Llenar ollas con ajos pelados fue la primera experiencia culinaria de Enrique Colavizza. Así obedecía los mandatos de Lucia Nápoli, su abuela paterna y de la que heredó no solo el gusto por la preparación de exquisitas pastas, sino esa vena humorística que lo ha hecho conocer en el medio.

13 de octubre 2000 , 12:00 a.m.

Tenía 6 años y el nieto consentido veía cómo su venerable abuela demoraba horas preparando ensalada de tomate napolitana, ensalada de pan mojado, arroz con piña y otras delicias que hoy trata de enseñar contrareloj en el programa Con sabor a Colavizza.

Verla preparar una comida, era todo un ceremonial que fácilmente demorar cuatro horas. Hasta la posición de la olla en el fuego, era esencial para el resultado final. Mi abuela en realidad vivía en función de la mesa , dice. Ella llegó a Colombia en 1902 con una pesada máquina para preparar las pastas y los fetucchines y que hoy figuran como una reliquia en el garaje de la casa del humorista en Cali.

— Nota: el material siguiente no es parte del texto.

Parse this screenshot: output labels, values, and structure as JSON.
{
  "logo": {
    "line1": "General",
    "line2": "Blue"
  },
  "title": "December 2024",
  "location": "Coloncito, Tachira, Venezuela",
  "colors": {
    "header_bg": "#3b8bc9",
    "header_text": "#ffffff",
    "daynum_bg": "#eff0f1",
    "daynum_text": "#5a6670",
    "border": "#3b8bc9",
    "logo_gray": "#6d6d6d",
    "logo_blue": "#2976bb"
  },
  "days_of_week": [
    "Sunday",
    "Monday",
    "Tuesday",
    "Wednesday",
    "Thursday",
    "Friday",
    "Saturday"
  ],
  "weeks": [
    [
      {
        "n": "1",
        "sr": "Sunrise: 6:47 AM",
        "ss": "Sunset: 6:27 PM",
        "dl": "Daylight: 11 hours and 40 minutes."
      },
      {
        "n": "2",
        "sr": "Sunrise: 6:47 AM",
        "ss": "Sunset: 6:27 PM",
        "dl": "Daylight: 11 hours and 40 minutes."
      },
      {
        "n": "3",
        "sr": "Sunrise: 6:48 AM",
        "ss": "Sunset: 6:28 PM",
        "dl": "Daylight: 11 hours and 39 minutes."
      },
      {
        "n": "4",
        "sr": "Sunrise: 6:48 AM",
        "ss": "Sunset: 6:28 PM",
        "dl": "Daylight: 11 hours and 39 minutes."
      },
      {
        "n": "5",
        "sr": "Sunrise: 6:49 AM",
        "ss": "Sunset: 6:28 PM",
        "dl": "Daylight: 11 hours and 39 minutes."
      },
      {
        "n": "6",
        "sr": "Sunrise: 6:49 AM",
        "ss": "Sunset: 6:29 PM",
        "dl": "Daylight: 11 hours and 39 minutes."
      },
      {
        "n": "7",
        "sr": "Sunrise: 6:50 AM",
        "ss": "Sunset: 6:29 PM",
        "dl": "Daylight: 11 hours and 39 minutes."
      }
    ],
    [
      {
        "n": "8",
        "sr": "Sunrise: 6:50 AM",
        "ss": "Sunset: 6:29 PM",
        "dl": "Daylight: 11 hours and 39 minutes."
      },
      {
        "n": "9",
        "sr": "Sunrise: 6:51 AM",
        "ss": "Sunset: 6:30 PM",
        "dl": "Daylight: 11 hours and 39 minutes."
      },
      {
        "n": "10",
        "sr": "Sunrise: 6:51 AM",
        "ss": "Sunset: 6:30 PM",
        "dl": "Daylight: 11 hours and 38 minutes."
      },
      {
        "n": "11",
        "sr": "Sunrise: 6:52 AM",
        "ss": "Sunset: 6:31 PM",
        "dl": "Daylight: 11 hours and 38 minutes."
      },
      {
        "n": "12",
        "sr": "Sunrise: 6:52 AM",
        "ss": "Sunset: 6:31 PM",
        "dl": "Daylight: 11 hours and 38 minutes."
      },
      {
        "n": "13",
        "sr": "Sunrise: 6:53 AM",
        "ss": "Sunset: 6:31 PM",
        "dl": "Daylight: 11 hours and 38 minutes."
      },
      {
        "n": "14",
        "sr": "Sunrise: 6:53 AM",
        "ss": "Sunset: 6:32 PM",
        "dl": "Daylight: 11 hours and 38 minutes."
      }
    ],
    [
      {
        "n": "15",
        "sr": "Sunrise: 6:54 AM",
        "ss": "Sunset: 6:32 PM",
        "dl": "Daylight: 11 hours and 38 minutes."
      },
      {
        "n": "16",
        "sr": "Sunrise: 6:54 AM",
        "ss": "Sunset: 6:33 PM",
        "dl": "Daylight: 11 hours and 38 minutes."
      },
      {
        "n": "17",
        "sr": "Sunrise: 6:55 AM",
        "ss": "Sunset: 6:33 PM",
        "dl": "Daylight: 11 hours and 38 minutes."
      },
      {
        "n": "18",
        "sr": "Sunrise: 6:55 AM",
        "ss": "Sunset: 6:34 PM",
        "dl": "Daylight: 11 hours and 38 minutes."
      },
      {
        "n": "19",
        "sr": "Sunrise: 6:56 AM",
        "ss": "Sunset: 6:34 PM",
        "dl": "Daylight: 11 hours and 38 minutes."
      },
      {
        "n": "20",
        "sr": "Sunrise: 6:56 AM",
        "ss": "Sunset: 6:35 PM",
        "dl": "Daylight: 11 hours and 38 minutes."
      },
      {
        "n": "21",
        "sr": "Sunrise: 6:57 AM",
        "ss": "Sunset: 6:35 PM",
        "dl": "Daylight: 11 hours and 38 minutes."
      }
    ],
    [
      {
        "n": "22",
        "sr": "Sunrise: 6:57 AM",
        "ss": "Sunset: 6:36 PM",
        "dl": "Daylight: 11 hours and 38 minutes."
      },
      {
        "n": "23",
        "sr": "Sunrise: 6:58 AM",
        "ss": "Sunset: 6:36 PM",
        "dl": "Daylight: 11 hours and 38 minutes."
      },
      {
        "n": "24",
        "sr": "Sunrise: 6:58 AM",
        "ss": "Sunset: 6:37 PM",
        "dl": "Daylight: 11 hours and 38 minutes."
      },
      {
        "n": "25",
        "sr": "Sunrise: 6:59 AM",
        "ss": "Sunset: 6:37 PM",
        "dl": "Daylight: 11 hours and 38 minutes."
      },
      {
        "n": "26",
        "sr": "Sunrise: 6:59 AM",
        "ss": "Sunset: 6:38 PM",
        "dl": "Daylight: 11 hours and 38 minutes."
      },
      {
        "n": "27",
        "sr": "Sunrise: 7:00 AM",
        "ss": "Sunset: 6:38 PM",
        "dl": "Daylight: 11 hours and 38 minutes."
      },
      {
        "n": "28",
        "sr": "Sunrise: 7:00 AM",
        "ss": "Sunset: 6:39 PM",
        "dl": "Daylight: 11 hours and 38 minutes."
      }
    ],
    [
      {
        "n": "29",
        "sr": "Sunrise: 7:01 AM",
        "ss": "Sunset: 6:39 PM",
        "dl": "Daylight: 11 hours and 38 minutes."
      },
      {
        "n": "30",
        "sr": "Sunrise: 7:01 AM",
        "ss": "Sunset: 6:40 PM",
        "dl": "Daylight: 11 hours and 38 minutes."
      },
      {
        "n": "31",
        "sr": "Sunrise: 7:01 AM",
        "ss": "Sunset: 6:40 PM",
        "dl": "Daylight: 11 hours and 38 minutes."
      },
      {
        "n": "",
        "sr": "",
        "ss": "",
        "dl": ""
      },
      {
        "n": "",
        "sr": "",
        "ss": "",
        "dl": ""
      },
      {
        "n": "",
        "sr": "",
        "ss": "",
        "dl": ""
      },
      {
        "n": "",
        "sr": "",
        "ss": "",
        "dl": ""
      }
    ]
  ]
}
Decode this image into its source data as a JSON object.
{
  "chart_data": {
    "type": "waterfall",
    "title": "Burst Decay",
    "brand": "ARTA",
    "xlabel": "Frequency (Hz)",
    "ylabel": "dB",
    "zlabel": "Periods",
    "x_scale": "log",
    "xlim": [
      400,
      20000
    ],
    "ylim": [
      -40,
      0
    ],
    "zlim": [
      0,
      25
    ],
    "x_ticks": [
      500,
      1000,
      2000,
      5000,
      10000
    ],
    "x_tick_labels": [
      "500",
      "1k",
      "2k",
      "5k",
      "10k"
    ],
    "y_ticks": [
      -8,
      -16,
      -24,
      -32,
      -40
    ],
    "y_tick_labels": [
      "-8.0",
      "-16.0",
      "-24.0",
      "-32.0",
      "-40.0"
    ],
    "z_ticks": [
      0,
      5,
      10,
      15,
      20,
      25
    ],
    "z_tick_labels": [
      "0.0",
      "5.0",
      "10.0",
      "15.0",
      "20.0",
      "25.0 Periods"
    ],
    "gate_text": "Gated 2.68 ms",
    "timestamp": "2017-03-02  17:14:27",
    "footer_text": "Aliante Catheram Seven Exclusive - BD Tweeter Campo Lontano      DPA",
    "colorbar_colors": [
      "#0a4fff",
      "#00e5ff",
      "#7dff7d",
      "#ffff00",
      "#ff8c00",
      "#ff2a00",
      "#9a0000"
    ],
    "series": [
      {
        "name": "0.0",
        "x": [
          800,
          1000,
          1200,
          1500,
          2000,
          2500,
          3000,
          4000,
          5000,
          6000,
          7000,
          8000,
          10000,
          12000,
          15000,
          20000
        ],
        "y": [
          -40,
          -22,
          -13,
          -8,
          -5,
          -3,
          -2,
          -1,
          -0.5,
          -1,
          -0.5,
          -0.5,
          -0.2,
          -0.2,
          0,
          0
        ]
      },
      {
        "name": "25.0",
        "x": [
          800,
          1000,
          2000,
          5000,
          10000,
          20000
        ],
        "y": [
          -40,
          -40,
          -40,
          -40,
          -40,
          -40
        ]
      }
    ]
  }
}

En el programa se siente un poco sacrificado porque no puede explayarse con sus recetas exquisitas como sí lo hace en su casa cuando pone a los suyos a aguantar hambre porque es meticuloso y detallista. Es que siempre he dicho que el que quiera comer rico debe esperar . Sin embargo, logra llegar a los hogares explicando con sencillez y en medio de los chistes de italianos y borrachitos, otra de sus especialidades, las recetas que aprendió de la abuela y que complementa leyendo enciclopedias y libros especializados.

Sus amigos saben que es un excelente cocinero y cuando los invita a comer ravioles o cualquier otra exquisitez, no dudan en llegar dos o tres horas antes, pues verlo preparar los platos es todo un rito culinario.